I found a sort of recent article about Mass. Looks like the best they had for Covid vaccination in health care workers not doctors is 80% at Brigham. A Worcester nursing home at 70%. I wonder if MA mandated all health care workers be vaccinated since the below Feb article?
Delta has mutations that allow it to infect faster (used to be 15 minutes face to face, right? that’s out the window) and grow faster - 3.7 days to contageous with a higher viral load, ROI 5+ So 1 person infects 5 who infect 5 each. As opposed to original wuhan of 1 person infects 2 which infect 2. Which I think makes the virus itself a superspreader? One or two infected visitors or care staff or craft day person or delivery guy chatting with a resident and there’s 25 to 50 infected in less than 9 days.
R0 is the rate before any effect from vaccinations, social distancing, etc. So if the delta mutation does have an R0 of 5 then against a 100% vaccinated population with a 90% effective vaccine it only has an effective R0 of 0.5. So no rapid spreading at all.
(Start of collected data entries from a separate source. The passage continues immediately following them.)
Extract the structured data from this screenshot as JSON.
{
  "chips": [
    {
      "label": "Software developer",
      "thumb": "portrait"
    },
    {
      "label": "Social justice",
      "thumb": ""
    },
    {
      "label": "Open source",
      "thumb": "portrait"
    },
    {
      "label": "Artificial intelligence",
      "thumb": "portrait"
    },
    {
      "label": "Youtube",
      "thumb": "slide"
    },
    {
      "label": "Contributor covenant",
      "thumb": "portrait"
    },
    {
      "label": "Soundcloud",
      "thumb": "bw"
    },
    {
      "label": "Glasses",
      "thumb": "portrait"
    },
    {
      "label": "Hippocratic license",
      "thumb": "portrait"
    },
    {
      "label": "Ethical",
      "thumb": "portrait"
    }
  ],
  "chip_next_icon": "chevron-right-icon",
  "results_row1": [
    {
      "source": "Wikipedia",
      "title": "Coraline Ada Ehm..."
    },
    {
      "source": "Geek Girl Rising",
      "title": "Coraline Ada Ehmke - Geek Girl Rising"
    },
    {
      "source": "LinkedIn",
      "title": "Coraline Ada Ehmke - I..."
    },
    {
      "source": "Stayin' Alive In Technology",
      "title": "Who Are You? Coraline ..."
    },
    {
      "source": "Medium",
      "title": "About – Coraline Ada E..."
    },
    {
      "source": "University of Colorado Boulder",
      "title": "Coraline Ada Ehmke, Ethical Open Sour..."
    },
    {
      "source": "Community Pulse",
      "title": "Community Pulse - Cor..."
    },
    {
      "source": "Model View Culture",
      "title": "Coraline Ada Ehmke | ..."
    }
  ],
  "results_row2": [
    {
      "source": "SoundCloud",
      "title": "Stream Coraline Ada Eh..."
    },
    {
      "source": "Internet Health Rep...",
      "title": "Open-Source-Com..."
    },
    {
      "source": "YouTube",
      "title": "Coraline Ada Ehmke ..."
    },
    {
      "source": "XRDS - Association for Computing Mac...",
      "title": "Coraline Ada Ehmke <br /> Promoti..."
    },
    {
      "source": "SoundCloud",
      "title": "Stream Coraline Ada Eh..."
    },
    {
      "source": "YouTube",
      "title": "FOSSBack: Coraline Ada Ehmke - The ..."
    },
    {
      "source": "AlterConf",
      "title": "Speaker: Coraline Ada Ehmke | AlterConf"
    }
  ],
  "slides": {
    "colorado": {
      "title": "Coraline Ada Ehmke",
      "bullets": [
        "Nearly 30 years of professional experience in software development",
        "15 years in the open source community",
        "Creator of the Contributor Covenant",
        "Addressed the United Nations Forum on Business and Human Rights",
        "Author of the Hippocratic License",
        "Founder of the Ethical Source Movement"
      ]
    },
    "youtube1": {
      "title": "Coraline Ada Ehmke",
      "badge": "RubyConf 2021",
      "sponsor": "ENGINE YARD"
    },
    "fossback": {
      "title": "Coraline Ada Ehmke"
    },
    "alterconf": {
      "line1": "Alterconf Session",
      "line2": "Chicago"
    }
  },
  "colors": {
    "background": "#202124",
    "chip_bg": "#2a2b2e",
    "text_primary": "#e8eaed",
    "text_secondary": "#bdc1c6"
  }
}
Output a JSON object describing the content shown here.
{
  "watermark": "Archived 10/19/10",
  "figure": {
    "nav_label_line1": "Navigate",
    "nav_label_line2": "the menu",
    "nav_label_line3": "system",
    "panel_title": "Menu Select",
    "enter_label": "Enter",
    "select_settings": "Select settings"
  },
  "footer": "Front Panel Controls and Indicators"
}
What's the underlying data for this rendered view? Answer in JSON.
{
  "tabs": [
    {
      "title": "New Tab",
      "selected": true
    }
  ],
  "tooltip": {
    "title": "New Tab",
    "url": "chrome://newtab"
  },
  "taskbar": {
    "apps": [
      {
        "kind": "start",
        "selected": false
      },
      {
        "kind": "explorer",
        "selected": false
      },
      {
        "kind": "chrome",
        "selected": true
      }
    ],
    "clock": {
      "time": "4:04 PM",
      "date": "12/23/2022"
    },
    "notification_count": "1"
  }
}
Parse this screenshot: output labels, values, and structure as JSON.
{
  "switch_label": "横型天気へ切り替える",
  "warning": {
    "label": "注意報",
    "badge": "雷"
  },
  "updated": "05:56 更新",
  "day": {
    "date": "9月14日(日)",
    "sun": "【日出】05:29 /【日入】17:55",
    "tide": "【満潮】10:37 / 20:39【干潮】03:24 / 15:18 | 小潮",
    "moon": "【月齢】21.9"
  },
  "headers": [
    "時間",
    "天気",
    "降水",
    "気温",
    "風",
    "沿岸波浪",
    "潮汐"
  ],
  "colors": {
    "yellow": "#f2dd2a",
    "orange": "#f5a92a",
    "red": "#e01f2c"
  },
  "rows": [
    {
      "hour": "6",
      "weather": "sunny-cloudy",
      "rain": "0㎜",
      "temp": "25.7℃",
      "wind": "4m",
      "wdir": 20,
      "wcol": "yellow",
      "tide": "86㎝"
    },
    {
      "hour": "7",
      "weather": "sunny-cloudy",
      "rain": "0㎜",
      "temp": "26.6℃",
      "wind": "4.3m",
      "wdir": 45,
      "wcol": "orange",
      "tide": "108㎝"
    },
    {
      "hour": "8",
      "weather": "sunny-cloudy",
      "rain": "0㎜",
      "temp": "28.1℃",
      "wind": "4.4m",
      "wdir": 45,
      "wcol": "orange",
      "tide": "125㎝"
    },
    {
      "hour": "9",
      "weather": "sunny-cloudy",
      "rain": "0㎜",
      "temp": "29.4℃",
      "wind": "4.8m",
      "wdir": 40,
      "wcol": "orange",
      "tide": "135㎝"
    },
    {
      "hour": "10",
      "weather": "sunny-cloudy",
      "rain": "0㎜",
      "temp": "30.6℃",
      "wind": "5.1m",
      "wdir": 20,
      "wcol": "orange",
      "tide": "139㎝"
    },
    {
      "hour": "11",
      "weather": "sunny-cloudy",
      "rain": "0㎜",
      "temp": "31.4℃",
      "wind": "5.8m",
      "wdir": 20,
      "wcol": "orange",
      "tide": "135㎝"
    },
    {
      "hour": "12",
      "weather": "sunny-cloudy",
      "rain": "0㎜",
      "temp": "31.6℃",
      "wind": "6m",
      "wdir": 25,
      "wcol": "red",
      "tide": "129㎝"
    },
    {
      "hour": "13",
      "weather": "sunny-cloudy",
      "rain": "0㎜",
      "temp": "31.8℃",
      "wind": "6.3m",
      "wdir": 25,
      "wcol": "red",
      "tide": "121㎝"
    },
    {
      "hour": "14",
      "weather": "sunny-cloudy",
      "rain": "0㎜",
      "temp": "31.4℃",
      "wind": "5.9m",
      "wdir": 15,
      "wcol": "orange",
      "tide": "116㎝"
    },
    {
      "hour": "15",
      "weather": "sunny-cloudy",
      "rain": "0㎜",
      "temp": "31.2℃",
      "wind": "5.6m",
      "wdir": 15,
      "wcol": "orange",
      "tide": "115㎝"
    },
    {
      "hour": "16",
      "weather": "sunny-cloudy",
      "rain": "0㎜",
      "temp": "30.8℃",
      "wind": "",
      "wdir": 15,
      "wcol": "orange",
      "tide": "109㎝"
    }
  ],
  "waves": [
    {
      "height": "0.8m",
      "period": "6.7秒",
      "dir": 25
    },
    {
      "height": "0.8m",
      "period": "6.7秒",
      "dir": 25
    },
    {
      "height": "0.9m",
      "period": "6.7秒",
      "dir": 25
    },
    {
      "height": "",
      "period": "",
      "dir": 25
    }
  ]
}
With a 70% vaccinated population, with the same 90% effective vaccine the effective R0 is about 0.7 if my mental math is correct.
It would be very helpful if the public health organizations could provide accurate data. Apparently once Joe Biden was elected they decided that wasn't important anymore. The data available today almost seems to be designed to be useless.
What data is published is often presented in misleading or useless ways. One report recently presented the infection rate divided by the total population of vaccinated people in Massachusetts. That's a useless statistic if you are trying to understand actual risks of infection and how an outbreak is proceeding.